A explicação histórica para o “divórcio” entre o homem e o meio, deriva do fato de que o litoral úmido do Nordeste brasileiro foi inicialmente ocupado por colonizadores europeus interessados em cultivar produtos de exportação, com base na mão de obra escrava e na quase ilimitada disponibilidade de terras inexploradas. Esse tipo de exploração econômica, fundamentada em interesses imediatistas e técnicas desvinculadas das características do meio, expandiu-se pelo interior, em busca de apoio para atividade litorânea, na forma de produção de cereais, carne e animais de trabalho, determinando a implantação de um sistema produtivo inadequado às condições ambientais do Semiárido (DUROUSSET e COHEN, 2000).

As tentativas de integrar a Região Semiárida aos mercados citados têm favorecido a ocupação da caatinga com processos produtivos pouco adaptados às condições dos ecossistemas, acelerando a degradação de solo e a exploração excessiva dos escassos recursos hídricos.
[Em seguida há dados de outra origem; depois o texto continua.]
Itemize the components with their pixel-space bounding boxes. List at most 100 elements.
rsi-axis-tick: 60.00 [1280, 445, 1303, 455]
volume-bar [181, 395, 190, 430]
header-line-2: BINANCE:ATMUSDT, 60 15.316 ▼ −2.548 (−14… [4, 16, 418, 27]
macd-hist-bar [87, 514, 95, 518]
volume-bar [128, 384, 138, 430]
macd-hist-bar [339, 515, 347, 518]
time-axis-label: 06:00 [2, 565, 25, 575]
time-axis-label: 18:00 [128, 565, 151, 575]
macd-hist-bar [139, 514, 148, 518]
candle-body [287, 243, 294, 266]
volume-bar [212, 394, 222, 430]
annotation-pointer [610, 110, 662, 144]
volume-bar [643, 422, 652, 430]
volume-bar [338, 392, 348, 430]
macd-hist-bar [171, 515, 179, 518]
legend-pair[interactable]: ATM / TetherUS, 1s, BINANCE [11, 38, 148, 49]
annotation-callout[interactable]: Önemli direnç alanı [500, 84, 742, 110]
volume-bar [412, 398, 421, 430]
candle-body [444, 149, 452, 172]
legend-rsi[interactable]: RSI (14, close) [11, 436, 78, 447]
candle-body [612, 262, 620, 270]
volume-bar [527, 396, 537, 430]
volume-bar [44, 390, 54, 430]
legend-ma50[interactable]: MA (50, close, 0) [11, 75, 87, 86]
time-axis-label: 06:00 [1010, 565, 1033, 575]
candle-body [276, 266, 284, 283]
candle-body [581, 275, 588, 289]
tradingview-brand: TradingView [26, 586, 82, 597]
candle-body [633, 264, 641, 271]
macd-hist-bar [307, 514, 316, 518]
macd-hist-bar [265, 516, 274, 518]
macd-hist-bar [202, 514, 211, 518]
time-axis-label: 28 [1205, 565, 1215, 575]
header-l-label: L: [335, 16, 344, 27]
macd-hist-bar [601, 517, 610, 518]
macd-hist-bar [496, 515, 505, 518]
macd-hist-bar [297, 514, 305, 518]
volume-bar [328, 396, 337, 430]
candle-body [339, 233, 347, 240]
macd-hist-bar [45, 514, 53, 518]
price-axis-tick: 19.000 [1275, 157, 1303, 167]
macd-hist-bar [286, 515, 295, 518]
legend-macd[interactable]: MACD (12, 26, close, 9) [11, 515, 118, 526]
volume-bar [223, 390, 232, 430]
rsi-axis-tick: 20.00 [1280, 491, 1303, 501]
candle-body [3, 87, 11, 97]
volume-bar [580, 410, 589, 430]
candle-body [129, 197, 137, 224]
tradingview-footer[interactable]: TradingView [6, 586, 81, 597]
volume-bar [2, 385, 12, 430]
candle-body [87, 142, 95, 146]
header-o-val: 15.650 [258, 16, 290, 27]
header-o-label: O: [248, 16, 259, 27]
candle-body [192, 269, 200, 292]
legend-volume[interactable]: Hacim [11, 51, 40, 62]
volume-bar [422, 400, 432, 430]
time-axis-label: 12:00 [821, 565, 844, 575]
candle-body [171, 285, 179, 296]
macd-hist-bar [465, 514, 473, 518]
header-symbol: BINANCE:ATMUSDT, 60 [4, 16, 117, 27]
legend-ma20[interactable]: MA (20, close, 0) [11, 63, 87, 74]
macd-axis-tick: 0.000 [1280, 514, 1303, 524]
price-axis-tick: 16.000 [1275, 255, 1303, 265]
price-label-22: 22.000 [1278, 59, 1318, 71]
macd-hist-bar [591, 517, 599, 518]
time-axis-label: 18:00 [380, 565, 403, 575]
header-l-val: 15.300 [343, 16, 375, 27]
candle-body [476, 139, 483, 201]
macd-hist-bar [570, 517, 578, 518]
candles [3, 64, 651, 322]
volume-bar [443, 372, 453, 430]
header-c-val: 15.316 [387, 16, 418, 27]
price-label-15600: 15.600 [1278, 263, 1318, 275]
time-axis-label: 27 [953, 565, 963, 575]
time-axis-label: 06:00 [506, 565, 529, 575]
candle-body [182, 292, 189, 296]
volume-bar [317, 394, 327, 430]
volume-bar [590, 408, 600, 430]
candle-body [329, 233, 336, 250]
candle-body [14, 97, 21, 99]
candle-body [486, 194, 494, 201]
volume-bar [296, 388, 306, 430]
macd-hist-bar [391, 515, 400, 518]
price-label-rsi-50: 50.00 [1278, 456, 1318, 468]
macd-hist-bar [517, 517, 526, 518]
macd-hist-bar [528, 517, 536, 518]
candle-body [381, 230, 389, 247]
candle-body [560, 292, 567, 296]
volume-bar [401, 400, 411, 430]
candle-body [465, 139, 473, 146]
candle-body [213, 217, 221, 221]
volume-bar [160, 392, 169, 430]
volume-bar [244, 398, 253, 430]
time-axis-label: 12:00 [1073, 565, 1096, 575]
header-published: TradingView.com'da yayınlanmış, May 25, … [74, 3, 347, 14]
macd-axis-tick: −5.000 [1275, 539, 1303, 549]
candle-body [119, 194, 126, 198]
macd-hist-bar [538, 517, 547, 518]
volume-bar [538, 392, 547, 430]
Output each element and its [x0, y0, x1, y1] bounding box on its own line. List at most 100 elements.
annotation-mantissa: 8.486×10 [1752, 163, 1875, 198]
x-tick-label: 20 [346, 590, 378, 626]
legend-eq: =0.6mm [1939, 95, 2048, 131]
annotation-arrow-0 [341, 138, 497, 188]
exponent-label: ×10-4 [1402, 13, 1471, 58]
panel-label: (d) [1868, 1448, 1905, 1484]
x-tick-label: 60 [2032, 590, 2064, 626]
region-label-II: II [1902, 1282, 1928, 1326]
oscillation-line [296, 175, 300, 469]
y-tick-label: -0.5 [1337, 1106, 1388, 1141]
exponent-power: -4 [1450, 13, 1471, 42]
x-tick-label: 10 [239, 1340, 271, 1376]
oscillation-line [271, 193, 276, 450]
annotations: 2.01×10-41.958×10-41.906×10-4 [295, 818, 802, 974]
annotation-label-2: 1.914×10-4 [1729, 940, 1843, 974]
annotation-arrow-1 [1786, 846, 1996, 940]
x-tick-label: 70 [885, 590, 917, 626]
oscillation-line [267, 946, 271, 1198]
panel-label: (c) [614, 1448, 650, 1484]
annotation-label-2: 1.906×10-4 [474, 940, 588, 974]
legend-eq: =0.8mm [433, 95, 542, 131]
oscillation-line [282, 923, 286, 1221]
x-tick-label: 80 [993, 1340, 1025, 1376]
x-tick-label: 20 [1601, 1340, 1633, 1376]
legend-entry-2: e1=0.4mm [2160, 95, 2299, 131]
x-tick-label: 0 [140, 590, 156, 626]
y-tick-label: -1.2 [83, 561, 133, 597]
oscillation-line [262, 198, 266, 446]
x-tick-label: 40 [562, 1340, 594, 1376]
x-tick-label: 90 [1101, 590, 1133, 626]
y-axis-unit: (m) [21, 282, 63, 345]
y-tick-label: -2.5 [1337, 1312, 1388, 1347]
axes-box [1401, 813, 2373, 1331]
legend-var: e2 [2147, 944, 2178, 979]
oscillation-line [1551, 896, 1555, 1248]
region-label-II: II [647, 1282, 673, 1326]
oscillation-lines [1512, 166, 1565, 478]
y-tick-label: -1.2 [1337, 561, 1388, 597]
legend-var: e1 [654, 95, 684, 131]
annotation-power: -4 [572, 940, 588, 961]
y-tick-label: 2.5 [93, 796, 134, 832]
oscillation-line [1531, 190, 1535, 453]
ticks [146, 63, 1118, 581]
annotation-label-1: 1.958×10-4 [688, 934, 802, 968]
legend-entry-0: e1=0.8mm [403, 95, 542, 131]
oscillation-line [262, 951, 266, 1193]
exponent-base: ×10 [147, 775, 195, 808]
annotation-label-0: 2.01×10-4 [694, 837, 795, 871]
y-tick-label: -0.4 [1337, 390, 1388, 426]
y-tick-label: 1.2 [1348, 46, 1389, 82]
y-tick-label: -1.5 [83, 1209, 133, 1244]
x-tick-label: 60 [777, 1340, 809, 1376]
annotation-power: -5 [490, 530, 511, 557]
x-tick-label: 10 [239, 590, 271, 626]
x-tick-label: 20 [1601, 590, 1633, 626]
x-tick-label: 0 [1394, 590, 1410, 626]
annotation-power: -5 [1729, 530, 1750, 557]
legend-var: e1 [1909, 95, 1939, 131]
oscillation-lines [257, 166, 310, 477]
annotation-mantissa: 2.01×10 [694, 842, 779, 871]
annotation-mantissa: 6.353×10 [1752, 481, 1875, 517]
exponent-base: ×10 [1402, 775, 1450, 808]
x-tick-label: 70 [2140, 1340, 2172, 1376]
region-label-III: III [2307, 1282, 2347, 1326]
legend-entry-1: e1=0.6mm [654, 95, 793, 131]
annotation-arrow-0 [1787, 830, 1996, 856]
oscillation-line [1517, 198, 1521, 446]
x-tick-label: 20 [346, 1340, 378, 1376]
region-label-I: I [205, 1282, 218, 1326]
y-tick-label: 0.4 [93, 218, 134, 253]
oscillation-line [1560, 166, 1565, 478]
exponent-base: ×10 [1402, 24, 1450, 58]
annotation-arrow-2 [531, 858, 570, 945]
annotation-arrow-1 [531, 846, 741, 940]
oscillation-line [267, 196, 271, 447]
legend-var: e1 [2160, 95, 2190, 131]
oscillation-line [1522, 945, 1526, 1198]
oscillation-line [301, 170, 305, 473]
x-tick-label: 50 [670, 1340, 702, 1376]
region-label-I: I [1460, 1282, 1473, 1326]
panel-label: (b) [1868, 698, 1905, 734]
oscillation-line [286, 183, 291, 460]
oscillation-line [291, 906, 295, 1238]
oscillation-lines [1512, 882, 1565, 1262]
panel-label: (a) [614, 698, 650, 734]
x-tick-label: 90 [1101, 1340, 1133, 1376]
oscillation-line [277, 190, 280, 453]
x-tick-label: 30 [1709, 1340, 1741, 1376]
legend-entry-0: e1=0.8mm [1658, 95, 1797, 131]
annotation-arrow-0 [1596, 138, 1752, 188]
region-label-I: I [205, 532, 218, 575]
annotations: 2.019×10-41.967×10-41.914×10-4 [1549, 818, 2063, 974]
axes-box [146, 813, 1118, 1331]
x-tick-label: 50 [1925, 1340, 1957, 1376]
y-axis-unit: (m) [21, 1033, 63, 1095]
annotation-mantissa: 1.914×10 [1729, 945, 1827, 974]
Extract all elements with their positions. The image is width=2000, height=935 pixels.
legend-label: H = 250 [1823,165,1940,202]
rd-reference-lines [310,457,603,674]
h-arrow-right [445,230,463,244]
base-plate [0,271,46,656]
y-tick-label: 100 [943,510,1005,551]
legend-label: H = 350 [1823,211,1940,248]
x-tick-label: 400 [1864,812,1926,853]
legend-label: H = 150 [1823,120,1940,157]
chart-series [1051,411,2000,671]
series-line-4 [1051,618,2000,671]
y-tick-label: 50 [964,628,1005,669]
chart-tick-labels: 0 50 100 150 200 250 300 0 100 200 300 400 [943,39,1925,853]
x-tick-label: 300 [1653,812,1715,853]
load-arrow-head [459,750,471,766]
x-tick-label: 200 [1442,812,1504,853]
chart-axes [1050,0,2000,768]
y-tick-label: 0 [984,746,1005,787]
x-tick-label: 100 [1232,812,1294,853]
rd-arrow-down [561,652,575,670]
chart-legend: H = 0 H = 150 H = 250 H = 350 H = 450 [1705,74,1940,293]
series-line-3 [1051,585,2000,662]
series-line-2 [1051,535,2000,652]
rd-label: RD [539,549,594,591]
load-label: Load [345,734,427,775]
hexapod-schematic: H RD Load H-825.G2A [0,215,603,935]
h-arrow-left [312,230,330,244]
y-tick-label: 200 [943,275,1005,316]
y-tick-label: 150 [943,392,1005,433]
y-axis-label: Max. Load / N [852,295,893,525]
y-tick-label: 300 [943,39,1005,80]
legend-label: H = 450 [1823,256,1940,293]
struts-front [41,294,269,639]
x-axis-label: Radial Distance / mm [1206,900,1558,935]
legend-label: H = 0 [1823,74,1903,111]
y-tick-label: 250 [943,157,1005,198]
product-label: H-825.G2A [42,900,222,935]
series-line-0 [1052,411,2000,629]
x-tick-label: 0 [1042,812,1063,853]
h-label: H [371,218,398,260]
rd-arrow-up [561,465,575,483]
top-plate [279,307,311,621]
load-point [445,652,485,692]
Durante séculos de atividades econômicas intensificadas nas ultima décadas houve uma ampla substituição da vegetação natural pelo sistema agropastoril, com redução da cobertura vegetal; entre 1984 e 1990 a cobertura vegetal caiu de 1.002.915 km2 para apenas 725.965 km2, provocando a deterioração do solo pela perda progressiva da matéria orgânica e erosão acentuada. As condições climáticas, a natureza dos solos e a cobertura vegetal tornam o Semiárido (polígono das secas) a região mais suscetível aos processos de desertificação, tendo sido considerada área de risco, de grau alto e moderado (SUDENE, 2001).

O fato é que substancialmente o poder público tem concentrado sua atuação no “combate à seca” na construção de grandes obras de impacto, a exemplo da transposição das águas do rio São Francisco ou, de forma mais tradicional, na construção de açudes e implementação de grandes programas de agricultura

irrigada. Grandes e médios agricultores têm sido o público atendido prioritariamente por esses programas, que favorecem a implantação de agricultura irrigada modernizada, enquanto a maioria da população é excluída do processo, conduzindo ao êxodo rural da população pobre, ao enfraquecimento das redes de solidariedade familiar e social. (DUROUSSET e COHEN, 2000).

A busca de soluções de desenvolvimento adequadas para a Região Semiárida deve considerar a satisfação de um conjunto de requisitos de bem-estar e qualidade de vida. Estes requisitos devem ir além dos empregados na definição de IDH da ONU, insuficientes para qualificar o desenvolvimento, já que não abrange as dimensões das condicionantes históricas do subdesenvolvimento e da cidadania (OLIVEIRA, 2001). O referido autor destaca ainda que “a primeira dimensão substantiva do desenvolvimento local refere-se à capacidade efetiva de participação da cidadania no que podemos chamar o governo local e ela aparece como um resgate da ágora grega, posto que a forma democrática representativa é insuficiente para dar conta da profunda separação entre governantes e governados na escala moderna”.

Quando associado aos adjetivos local, integrado e sustentável, o desenvolvimento inclui trabalho com comunidades, movimentos populares, desenvolvimento localizado em territórios e a ação de organizações não governamentais em novos estilos de intervenção de gestão de programas e projetos de caráter associativo com a finalidade de melhorar condições de vida locais — “prudência ecológica, eficiência econômica e justiça social”, tripé da Agenda 21 (SACHS, 1990, apud FISCHER, 2002). A primeira vertente da conceituação do desenvolvimento local defende que as iniciativas de geração de emprego e renda para enfrentar a pobreza e marginalização, a difusão e inovações fomentadas pela criação de entornos institucionais e a reorganização das bases empresarias, protagonizadas por governos, empresas, comunidades organizadas e redes produtivas. A segunda vertente, do desenvolvimento solidário, inspira-se nos valores da qualidade e cidadania, propondo a inclusão de setores marginalizados e subordinando o desenvolvimento econômico a imperativos não-econômicos. (FISCHER, 2002). Nesse sentido, a referida autora propõe a Gestão do Desenvolvimento Social, como um processo de mediação que articula múltiplos níveis de poder individual e social, a ser formulado.